Francisella tularensis is a facultative intracellular gram-negative bacterium, with four subspecies; tularensis, plaearctica, mediasiatica, and novicida [3]. Due to its ease of spread by aerosol it is considered to be a highly virulent organism [3].

Francisella tularensis infection can be acquired through the skin, eyes, mouth, throat, or lungs. Mosquitoes are considered the primary vector, but humans can be infected by direct contact with infected animals or following ingestion of contaminated water and food or inhalation of aerosolized bacteria. Human-to-human transmission is considered rare [1, 2].

Depending on the site of infection, tularemia has six characteristic clinical syndromes; ulceroglandular (the most common type representing 75% of all forms), glandular, oropharyngeal, pneumonic, oculoglandular, and typhoidal (bacteremia) [1].

Bacteremia caused by Francisella tularensis (tularemia) is a rare but potentially fatal condition. Symptoms of all forms of tularemia typically include fever with chills, headache, sore throat, generalized body aches, and malaise. Symptoms usually develop within 3–5 days of infection; however, the incubation period can vary from 1–14 days. Without prompt treatment, patient becomes severely toxic and may develop sepsis, septic shock, acute respiratory distress or multiorgan failure, then confusion and coma [1].

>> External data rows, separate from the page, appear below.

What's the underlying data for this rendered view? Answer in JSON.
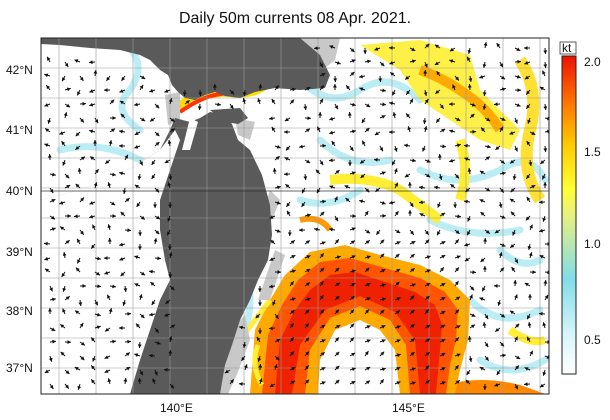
{
  "title": "Daily 50m currents 08 Apr. 2021.",
  "axes": {
    "lat_labels": [
      "42°N",
      "41°N",
      "40°N",
      "39°N",
      "38°N",
      "37°N"
    ],
    "lon_labels": [
      "140°E",
      "145°E"
    ]
  },
  "colorbar": {
    "unit": "kt",
    "ticks": [
      "2.0",
      "1.5",
      "1.0",
      "0.5"
    ],
    "stops": [
      "#ffffff",
      "#bfeef5",
      "#80dde8",
      "#ffff66",
      "#ffdd00",
      "#ff9900",
      "#ff3300",
      "#dd1100"
    ]
  },
  "colors": {
    "land": "#5a5a5a",
    "shelf": "#c8c8c8",
    "sea": "#ffffff",
    "arrow": "#111111"
  }
}
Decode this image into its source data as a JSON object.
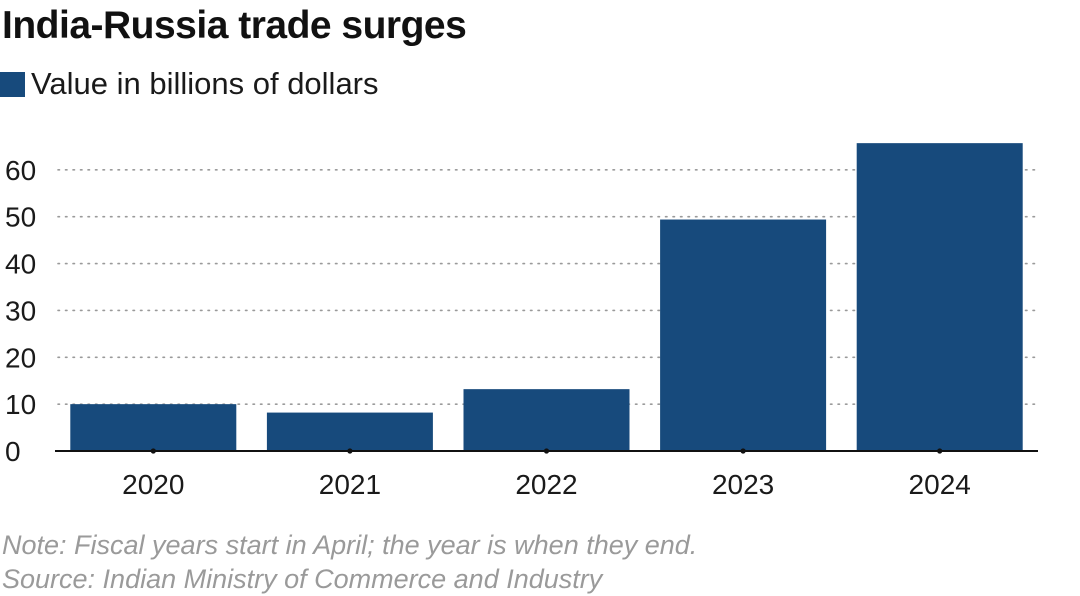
{
  "title": "India-Russia trade surges",
  "chart_data": {
    "type": "bar",
    "categories": [
      "2020",
      "2021",
      "2022",
      "2023",
      "2024"
    ],
    "series": [
      {
        "name": "Value in billions of dollars",
        "values": [
          10.0,
          8.2,
          13.2,
          49.4,
          65.7
        ]
      }
    ],
    "ylim": [
      0,
      70
    ],
    "yticks": [
      "0",
      "10",
      "20",
      "30",
      "40",
      "50",
      "60"
    ],
    "grid": true,
    "legend_position": "top-left",
    "bar_color": "#174a7c"
  },
  "notes": {
    "note": "Note: Fiscal years start in April; the year is when they end.",
    "source": "Source: Indian Ministry of Commerce and Industry"
  }
}
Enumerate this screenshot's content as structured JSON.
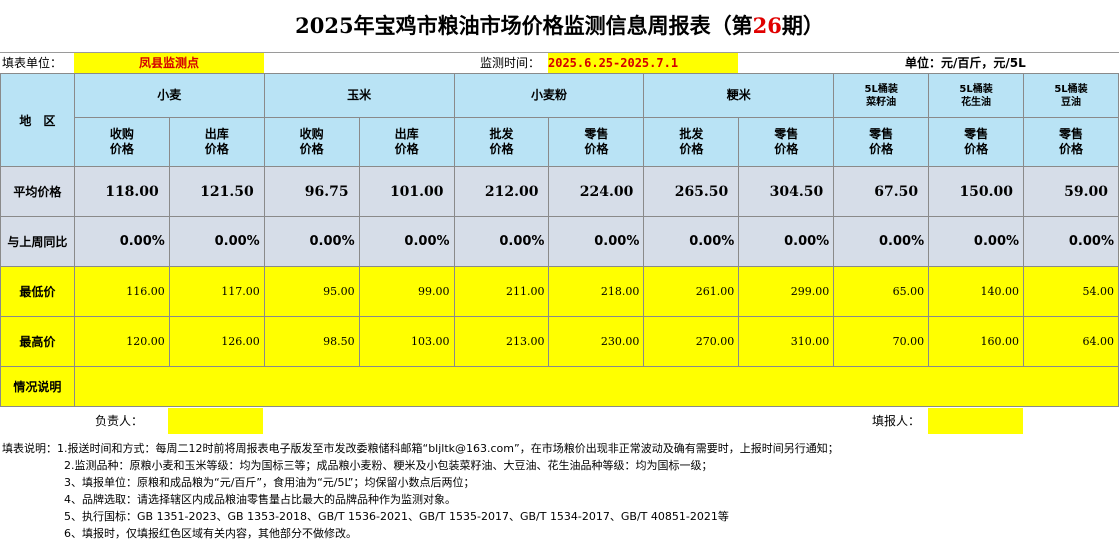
{
  "title": {
    "prefix": "2025年宝鸡市粮油市场价格监测信息周报表（第",
    "issue": "26",
    "suffix": "期）"
  },
  "info": {
    "unit_label": "填表单位：",
    "unit_value": "凤县监测点",
    "period_label": "监测时间：",
    "period_value": "2025.6.25-2025.7.1",
    "units_note": "单位：元/百斤，元/5L"
  },
  "header": {
    "region": "地　区",
    "groups": [
      "小麦",
      "玉米",
      "小麦粉",
      "粳米",
      "5L桶装\n菜籽油",
      "5L桶装\n花生油",
      "5L桶装\n豆油"
    ],
    "subs": [
      "收购\n价格",
      "出库\n价格",
      "收购\n价格",
      "出库\n价格",
      "批发\n价格",
      "零售\n价格",
      "批发\n价格",
      "零售\n价格",
      "零售\n价格",
      "零售\n价格",
      "零售\n价格"
    ]
  },
  "rows": {
    "avg_label": "平均价格",
    "avg": [
      "118.00",
      "121.50",
      "96.75",
      "101.00",
      "212.00",
      "224.00",
      "265.50",
      "304.50",
      "67.50",
      "150.00",
      "59.00"
    ],
    "wow_label": "与上周同比",
    "wow": [
      "0.00%",
      "0.00%",
      "0.00%",
      "0.00%",
      "0.00%",
      "0.00%",
      "0.00%",
      "0.00%",
      "0.00%",
      "0.00%",
      "0.00%"
    ],
    "min_label": "最低价",
    "min": [
      "116.00",
      "117.00",
      "95.00",
      "99.00",
      "211.00",
      "218.00",
      "261.00",
      "299.00",
      "65.00",
      "140.00",
      "54.00"
    ],
    "max_label": "最高价",
    "max": [
      "120.00",
      "126.00",
      "98.50",
      "103.00",
      "213.00",
      "230.00",
      "270.00",
      "310.00",
      "70.00",
      "160.00",
      "64.00"
    ],
    "remarks_label": "情况说明",
    "remarks_value": ""
  },
  "sign": {
    "responsible_label": "负责人：",
    "responsible_value": "",
    "filler_label": "填报人：",
    "filler_value": ""
  },
  "notes": [
    "填表说明：1.报送时间和方式：每周二12时前将周报表电子版发至市发改委粮储科邮箱“bljltk@163.com”，在市场粮价出现非正常波动及确有需要时，上报时间另行通知；",
    "2.监测品种：原粮小麦和玉米等级：均为国标三等；成品粮小麦粉、粳米及小包装菜籽油、大豆油、花生油品种等级：均为国标一级；",
    "3、填报单位：原粮和成品粮为“元/百斤”，食用油为“元/5L”；均保留小数点后两位；",
    "4、品牌选取：请选择辖区内成品粮油零售量占比最大的品牌品种作为监测对象。",
    "5、执行国标：GB 1351-2023、GB 1353-2018、GB/T 1536-2021、GB/T 1535-2017、GB/T 1534-2017、GB/T 40851-2021等",
    "6、填报时，仅填报红色区域有关内容，其他部分不做修改。"
  ]
}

Firsts line treatment options include streptomycin, gentamicin, and tetracycline-class drugs, such as, doxycycline. Chloramphenicol and quinolones have also been successfully used for treatment [4, 5]. Besides microbiological isolation, the diagnosis can be confirmed by PCR or a four-folds increase in specific antibody titer [6].

In this case we could not reliably identify the source of infection. The patient had no history of travel and no direct contact with infected animal. However, he lived in a rural area and could have been exposed to mosquitoes, contaminated meat or water, or contaminated dust.

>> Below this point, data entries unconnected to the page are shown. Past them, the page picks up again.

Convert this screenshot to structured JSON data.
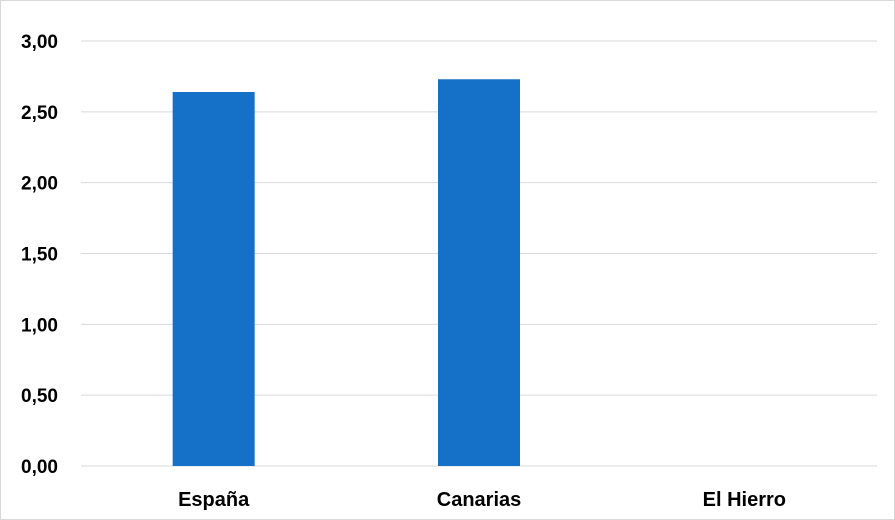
{
  "chart_data": {
    "type": "bar",
    "title": "",
    "xlabel": "",
    "ylabel": "",
    "categories": [
      "España",
      "Canarias",
      "El Hierro"
    ],
    "values": [
      2.64,
      2.73,
      null
    ],
    "ylim": [
      0,
      3
    ],
    "yticks": [
      "0,00",
      "0,50",
      "1,00",
      "1,50",
      "2,00",
      "2,50",
      "3,00"
    ],
    "ytick_values": [
      0,
      0.5,
      1,
      1.5,
      2,
      2.5,
      3
    ],
    "bar_color": "#1570c8",
    "grid": true,
    "legend": "none"
  }
}
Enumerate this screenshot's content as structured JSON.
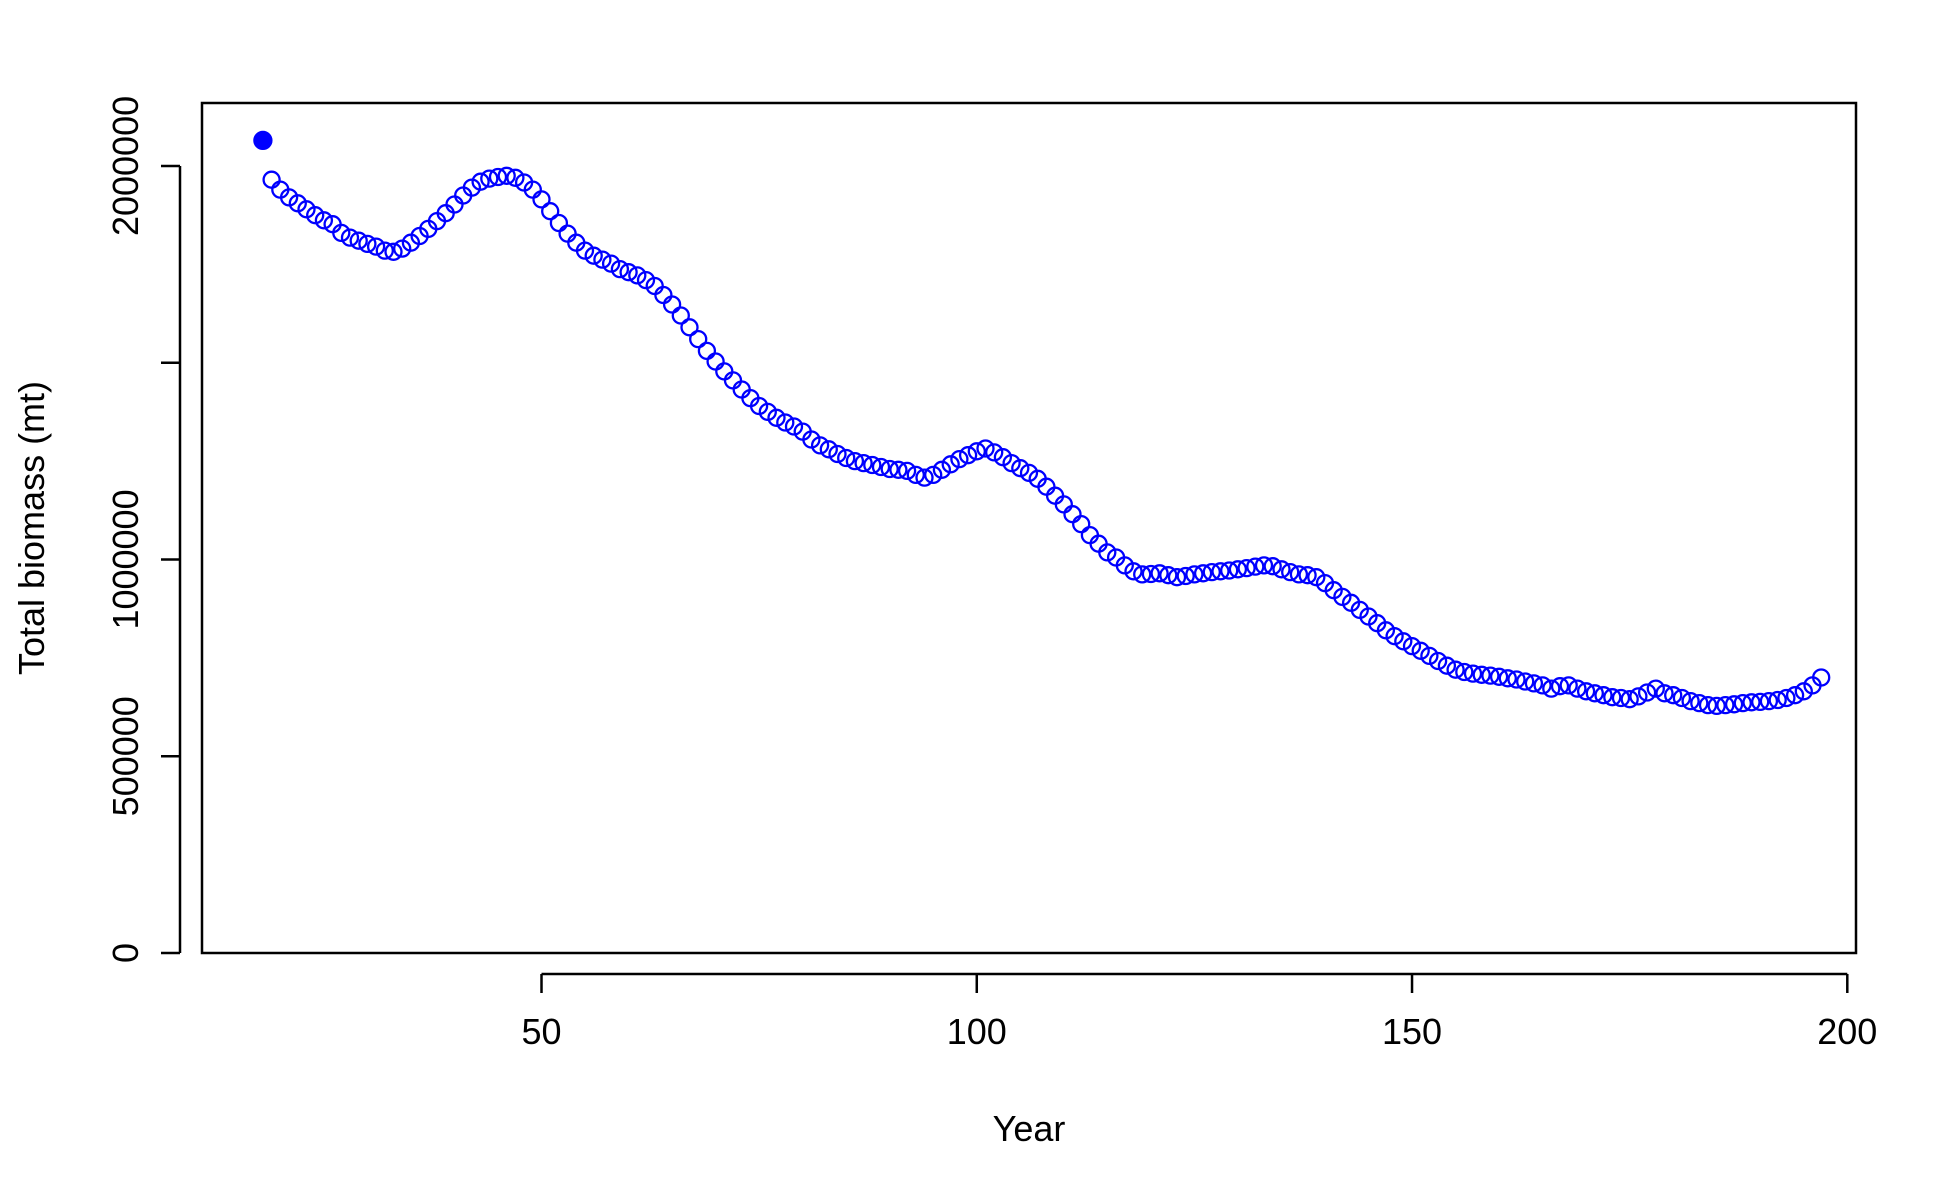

Francisella tularensis is endemic in some areas of the world; including North America, Europe, and northern Asia [2]. No cases were officially reported from Africa to the best of our knowledge. In the presented case, tularemia infection was not suspected initially. It was only considered after exclusion of the more common infectious diseases in our area. This case underlines the importance of considering this diagnosis in our part of the world.

4. Conclusion

This is, to the best of our knowledge, the first reported case of bacteremia caused by Francisella tularensis in Sudan.